Ready to Define Change

Congrats to president-elect Barack Hussein Obama, Jr. but if you're looking for magnanimous tootings perhaps this isn't the best place right now. I'd very much like to say I wish Mr. Obama well--but wishing him well suggests wishing his changes are successful and those are still a tad amorphous in my mind right now. Perhaps I should say I wish America well under Mr. Obama.

His humble acceptance speech in front of a tiny park full of core supporters echoed the slogan used to achieve victory--"change we need". "Yes we can". What exactly does any of that mean? Does he think America sucks that bad?

Many conservatives tried to pin down the definition for months without success. Mostly we saw that change meant his positions kept changing. Since it's highly doubtful he meant the change we need was him changing his mind it's something deeper, obviously. Did Joe the Plumber actually flesh it out near the end--in other words, spreading wealth? Was money the main reason people voted for Obama--ie, he promised the better chicken in their pot? Wouldn't be the first time.

But that can't be all. The way he discussed change it was as if everyone knew America needed to fundamentally change from the bottom up. Change into something else; something that would "change the world". ? Michelle said she was proud for the first time when hubby came forward, which suggests perhaps the change is simply electing a black or mixed race president.
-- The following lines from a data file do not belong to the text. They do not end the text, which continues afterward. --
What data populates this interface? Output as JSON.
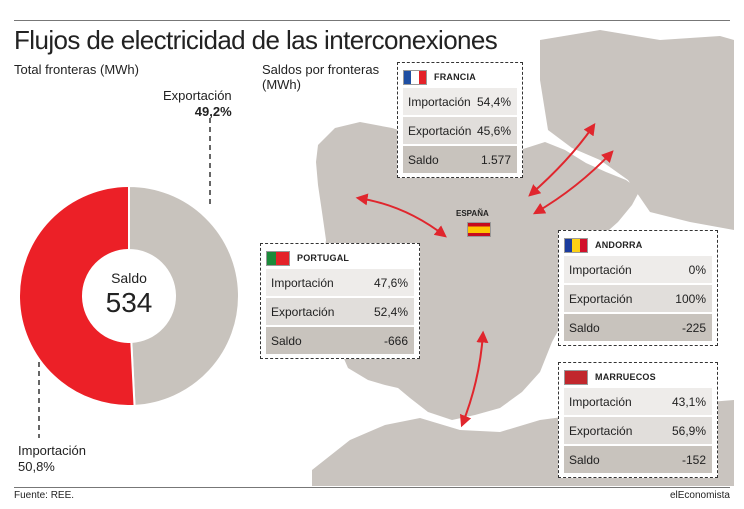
{
  "title": "Flujos de electricidad de las interconexiones",
  "left_subtitle": "Total fronteras (MWh)",
  "right_subtitle_line1": "Saldos por fronteras",
  "right_subtitle_line2": "(MWh)",
  "spain_label": "ESPAÑA",
  "source": "Fuente: REE.",
  "brand": "elEconomista",
  "colors": {
    "import": "#ec2027",
    "export": "#c8c3bd",
    "arrow": "#e0262d"
  },
  "chart_data": {
    "type": "pie",
    "title": "Total fronteras (MWh)",
    "slices": [
      {
        "label": "Exportación",
        "value": 49.2,
        "display": "49,2%"
      },
      {
        "label": "Importación",
        "value": 50.8,
        "display": "50,8%"
      }
    ],
    "center_label": "Saldo",
    "center_value": "534"
  },
  "borders": [
    {
      "id": "francia",
      "name": "FRANCIA",
      "flag": [
        "#1f4fa3",
        "#ffffff",
        "#e42229"
      ],
      "flag_dir": "v",
      "import": "54,4%",
      "export": "45,6%",
      "saldo": "1.577"
    },
    {
      "id": "portugal",
      "name": "PORTUGAL",
      "flag": [
        "#1b8a3a",
        "#1b8a3a",
        "#e42229",
        "#e42229",
        "#e42229"
      ],
      "flag_dir": "v",
      "import": "47,6%",
      "export": "52,4%",
      "saldo": "-666"
    },
    {
      "id": "andorra",
      "name": "ANDORRA",
      "flag": [
        "#1b3c9e",
        "#fcd116",
        "#d2102a"
      ],
      "flag_dir": "v",
      "import": "0%",
      "export": "100%",
      "saldo": "-225"
    },
    {
      "id": "marruecos",
      "name": "MARRUECOS",
      "flag": [
        "#c1272d"
      ],
      "flag_dir": "v",
      "import": "43,1%",
      "export": "56,9%",
      "saldo": "-152"
    }
  ],
  "row_labels": {
    "import": "Importación",
    "export": "Exportación",
    "saldo": "Saldo"
  }
}
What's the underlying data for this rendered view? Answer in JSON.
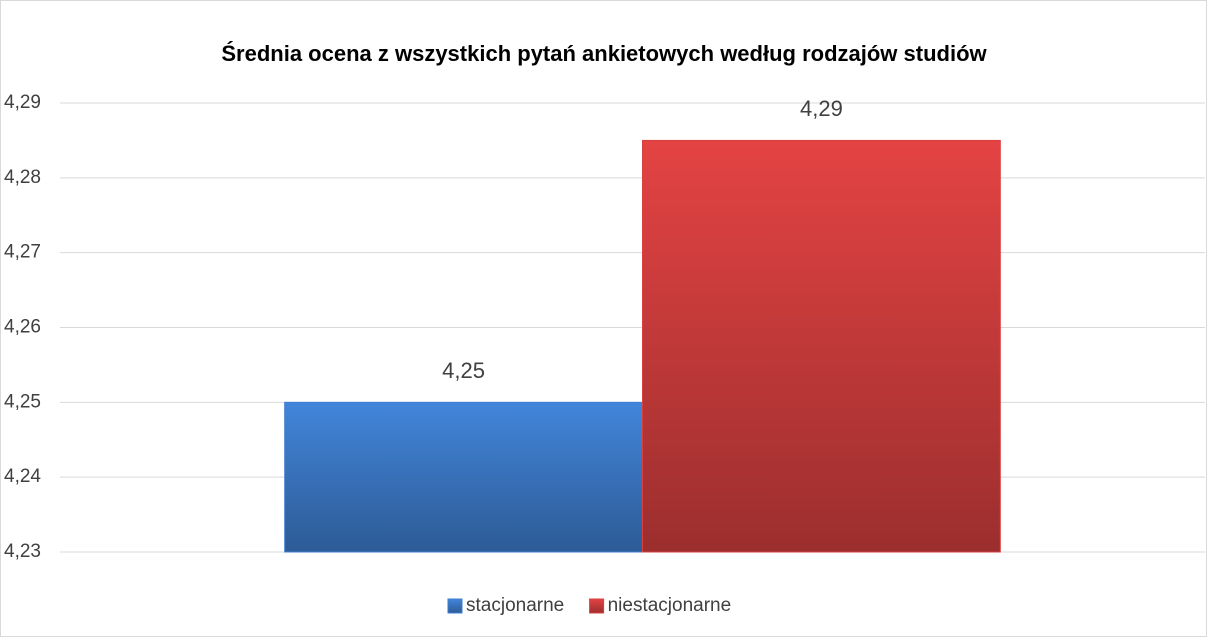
{
  "chart_data": {
    "type": "bar",
    "title": "Średnia ocena z wszystkich pytań ankietowych według rodzajów studiów",
    "categories": [
      null
    ],
    "series": [
      {
        "name": "stacjonarne",
        "color": "#3f7fd0",
        "values": [
          4.25
        ],
        "value_labels": [
          "4,25"
        ]
      },
      {
        "name": "niestacjonarne",
        "color": "#d94040",
        "values": [
          4.285
        ],
        "value_labels": [
          "4,29"
        ]
      }
    ],
    "ylim": [
      4.23,
      4.29
    ],
    "yticks": [
      {
        "value": 4.23,
        "label": "4,23"
      },
      {
        "value": 4.24,
        "label": "4,24"
      },
      {
        "value": 4.25,
        "label": "4,25"
      },
      {
        "value": 4.26,
        "label": "4,26"
      },
      {
        "value": 4.27,
        "label": "4,27"
      },
      {
        "value": 4.28,
        "label": "4,28"
      },
      {
        "value": 4.29,
        "label": "4,29"
      }
    ],
    "grid": true,
    "legend": "bottom"
  }
}
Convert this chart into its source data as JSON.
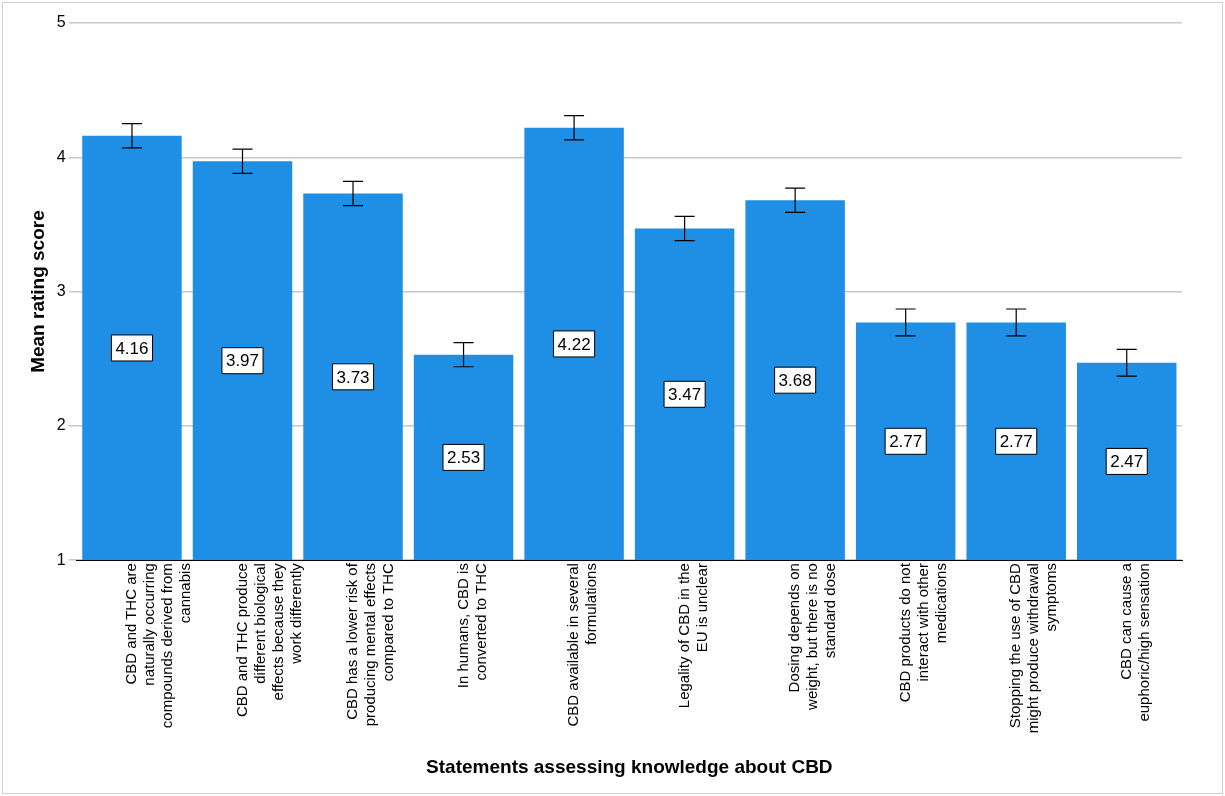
{
  "chart_data": {
    "type": "bar",
    "xlabel": "Statements assessing knowledge about CBD",
    "ylabel": "Mean rating score",
    "categories": [
      "CBD and THC are naturally occurring compounds derived from cannabis",
      "CBD and THC produce different biological effects because they work differently",
      "CBD has a lower risk of producing mental effects compared to THC",
      "In humans, CBD is converted to THC",
      "CBD available in several formulations",
      "Legality of CBD in the EU is unclear",
      "Dosing depends on weight, but there is no standard dose",
      "CBD products do not interact with other medications",
      "Stopping the use of CBD might produce withdrawal symptoms",
      "CBD can cause a euphoric/high sensation"
    ],
    "values": [
      4.16,
      3.97,
      3.73,
      2.53,
      4.22,
      3.47,
      3.68,
      2.77,
      2.77,
      2.47
    ],
    "errors": [
      0.09,
      0.09,
      0.09,
      0.09,
      0.09,
      0.09,
      0.09,
      0.1,
      0.1,
      0.1
    ],
    "color": "#1f8fe5",
    "ylim": [
      1,
      5
    ],
    "yticks": [
      1,
      2,
      3,
      4,
      5
    ],
    "grid": "y",
    "data_labels": true,
    "legend": false
  }
}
That it? Can't be.

Obama's website and rhetoric suggested America under Bush was practically responsible for the terrorism around the world, except for the attacks we didn't face here after 9/11, due to an arrogant unilateralist tone towards the "world", a world that includes terrorists and tinpots and communists. More specifically, our liberation of Iraq was the worst foreign policy ever. Actually I'm glad Saddam and his sons, Arafat, and numerous AQ leaders are dead with Qudaffy's nuke program sitting in Oak Ridge as we go forward towards this wonderful change. But that's just me.

So as we go forward I'm still a little fuzzy on the whole change thing. I'll support the new president, and will support his proposals and actions when they are in our best national interest. I'll try hard not to be disrespectful like so many on the left have been with Bush and their old (and now new again) friend John McCain. The historical sifnificance of this election is apparent and I'd be lying if I didn't admit to being proud that America has done something none of those wonderful European socialist beacons of perfection have ever done.

But one of the reasons I didn't think Sarah Palin was the best VP choice was her lack of experience. That was the initial disqualifying reason for Barack, a sentiment echoed by the likes of Andrew Young and Joe Biden. Obama will now have the phone at 3AM so country first--here's hoping his performance changes my mind.

4 comments:

Debbie said...

Nice article. The problem is/was, we never wanted John McCain. He was thrust upon us by the Left/MSM/gods of confusion/whatever.

On so many things McCain and Obama are the same, so I guess some folks figured why not vote for the Black/new/young guy.

I'm disappointed, but looking forward to the future. Although it may be FAR FAR AWAY ...

Debbie Hamilton
Right Truth

A.C. McCloud said...
This comment has been removed by the author.
Mustang said...

I don't wish Obama well; I wish my country well. This election was not about character, otherwise Obama would have been defeated. But as the news tells us today, character is already an issue among the heads of foreign countries "who come not to priase Obama, but to bury him." And us.

I agree with Debbie ... McCain was not the choice of conservatives. The problem is, conservatives haven't had a leader since Newt Gingrich stepped down. And we're going to need one before we can ever hope to regain control over our political destiny.

Semper Fi

A.C. McCloud said...

I agree, Debbie. It took 20 years after Hoover. But we should never underestimate the power of Dems to snatch defeat from the jaws of victory. This was a backlash election--now the 10 percenters in Congress and the untested savior have to perform.